While Claire is on my lap I am able to soothe her. The pain is still present and will not go away. However, I am with her through the pain. Somehow this makes a difference.

Her father is present in a very real way and going through this pain with her.

This isn’t the first time you have encountered this story. This is your story. Our story. You have had pain: emotional, spiritual, and physical. You have hurt, been upset, maybe even cried. As I held Claire in that room I recognized very clearly that the pain we experience often doesn’t make sense, at least not right away and maybe never on this side of heaven. The pain is there but so is our Father. In my imperfect fatherhood I am able to recognize God’s Fatherhood. My fatherhood is an image of His. My love for Claire is powerful because it is based on His Fatherhood.

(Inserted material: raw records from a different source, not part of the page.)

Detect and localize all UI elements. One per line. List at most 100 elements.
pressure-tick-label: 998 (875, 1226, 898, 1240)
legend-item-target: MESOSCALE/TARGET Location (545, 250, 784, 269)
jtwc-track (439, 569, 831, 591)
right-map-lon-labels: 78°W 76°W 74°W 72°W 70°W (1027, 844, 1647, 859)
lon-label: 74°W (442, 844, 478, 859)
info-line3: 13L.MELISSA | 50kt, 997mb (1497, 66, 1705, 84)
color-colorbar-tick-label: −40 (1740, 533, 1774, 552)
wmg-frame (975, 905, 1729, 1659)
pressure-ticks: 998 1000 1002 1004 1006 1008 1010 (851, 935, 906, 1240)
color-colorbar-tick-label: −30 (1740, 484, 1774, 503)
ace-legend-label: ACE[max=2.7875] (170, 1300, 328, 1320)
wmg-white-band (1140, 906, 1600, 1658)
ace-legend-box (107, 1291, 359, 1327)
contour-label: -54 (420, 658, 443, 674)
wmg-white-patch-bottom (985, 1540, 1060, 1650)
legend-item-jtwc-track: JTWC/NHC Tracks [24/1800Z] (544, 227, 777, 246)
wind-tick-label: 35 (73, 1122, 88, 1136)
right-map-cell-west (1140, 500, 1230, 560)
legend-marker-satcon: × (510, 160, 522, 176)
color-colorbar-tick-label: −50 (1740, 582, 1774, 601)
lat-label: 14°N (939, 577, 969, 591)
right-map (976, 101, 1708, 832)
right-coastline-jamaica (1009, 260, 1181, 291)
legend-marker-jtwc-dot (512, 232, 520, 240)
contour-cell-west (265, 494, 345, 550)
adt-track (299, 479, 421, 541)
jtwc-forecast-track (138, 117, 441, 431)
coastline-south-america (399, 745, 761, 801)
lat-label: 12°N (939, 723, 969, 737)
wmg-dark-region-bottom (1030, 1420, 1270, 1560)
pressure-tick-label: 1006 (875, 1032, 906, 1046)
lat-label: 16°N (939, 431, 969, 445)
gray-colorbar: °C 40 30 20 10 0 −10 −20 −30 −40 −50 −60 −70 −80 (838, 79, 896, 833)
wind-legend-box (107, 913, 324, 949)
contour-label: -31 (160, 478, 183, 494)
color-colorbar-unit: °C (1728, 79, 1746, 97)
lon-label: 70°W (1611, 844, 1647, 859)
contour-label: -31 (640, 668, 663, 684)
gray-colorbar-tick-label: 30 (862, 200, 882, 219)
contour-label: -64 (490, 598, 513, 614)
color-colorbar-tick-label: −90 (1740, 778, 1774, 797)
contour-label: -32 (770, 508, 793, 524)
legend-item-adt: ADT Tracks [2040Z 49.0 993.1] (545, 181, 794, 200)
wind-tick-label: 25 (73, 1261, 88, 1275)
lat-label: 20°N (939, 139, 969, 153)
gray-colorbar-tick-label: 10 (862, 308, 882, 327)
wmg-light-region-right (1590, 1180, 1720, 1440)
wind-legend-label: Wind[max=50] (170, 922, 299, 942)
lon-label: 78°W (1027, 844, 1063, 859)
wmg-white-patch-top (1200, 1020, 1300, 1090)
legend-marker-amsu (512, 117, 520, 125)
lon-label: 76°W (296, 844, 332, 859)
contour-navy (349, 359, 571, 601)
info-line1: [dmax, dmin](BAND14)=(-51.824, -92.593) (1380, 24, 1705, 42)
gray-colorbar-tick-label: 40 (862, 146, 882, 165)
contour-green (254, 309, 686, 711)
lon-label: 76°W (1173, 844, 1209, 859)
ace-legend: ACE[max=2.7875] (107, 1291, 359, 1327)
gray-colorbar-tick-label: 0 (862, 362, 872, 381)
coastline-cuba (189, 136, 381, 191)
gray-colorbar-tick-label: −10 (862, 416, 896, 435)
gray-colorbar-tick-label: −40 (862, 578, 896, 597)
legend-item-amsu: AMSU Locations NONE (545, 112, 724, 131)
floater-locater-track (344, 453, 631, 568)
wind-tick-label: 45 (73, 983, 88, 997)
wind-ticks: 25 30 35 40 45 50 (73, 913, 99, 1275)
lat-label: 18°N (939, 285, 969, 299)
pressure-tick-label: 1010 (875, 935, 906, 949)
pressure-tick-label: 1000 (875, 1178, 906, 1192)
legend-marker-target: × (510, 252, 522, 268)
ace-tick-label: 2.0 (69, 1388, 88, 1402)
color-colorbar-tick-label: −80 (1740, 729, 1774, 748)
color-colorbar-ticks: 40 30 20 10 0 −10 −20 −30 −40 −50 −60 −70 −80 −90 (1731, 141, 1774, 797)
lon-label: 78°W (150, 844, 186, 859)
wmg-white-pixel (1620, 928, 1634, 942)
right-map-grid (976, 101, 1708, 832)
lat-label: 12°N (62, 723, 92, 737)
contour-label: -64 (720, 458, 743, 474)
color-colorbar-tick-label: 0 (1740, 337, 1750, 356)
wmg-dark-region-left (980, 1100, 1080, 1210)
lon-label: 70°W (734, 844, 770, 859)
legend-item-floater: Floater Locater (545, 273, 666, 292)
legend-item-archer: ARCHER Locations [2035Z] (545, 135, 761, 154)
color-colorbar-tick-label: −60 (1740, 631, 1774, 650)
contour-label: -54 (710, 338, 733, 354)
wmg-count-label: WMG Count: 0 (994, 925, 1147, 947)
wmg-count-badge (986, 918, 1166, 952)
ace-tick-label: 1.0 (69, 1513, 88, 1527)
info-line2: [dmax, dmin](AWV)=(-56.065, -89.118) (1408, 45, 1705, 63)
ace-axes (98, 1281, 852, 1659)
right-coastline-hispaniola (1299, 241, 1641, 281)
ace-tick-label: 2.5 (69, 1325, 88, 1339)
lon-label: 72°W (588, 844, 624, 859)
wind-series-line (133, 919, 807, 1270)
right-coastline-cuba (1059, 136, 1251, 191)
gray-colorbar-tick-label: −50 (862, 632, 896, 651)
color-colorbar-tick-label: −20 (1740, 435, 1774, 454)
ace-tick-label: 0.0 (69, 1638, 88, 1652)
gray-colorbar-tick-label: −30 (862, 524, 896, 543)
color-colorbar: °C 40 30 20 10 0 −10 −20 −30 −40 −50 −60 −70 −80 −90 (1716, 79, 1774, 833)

Maybe it is tough as a man to picture yourself as a child on the lap of God the Father. Think of the times you have held your child on your lap. You can’t take the pain away but you can live in the pain with them. Our Father does the same thing. He isn’t taking the pain away, but He will endure it with you. Most of the time you and I jump out of the Father’s lap and try to deal with the pain on our own terms. Instead of coming back to Him like my daughter did we run away and find other ways to cope with the pain. Some of these ways lead to more pain. I think God the Father is waiting for us to run back to Him so that he can rub our legs, run His fingers through our hair, hold us tight against His chest, and whisper, “Daddy is here. It’s going to be okay.”

May we have the humility, wisdom, and desire to let Him take care of us in the deepest of pains.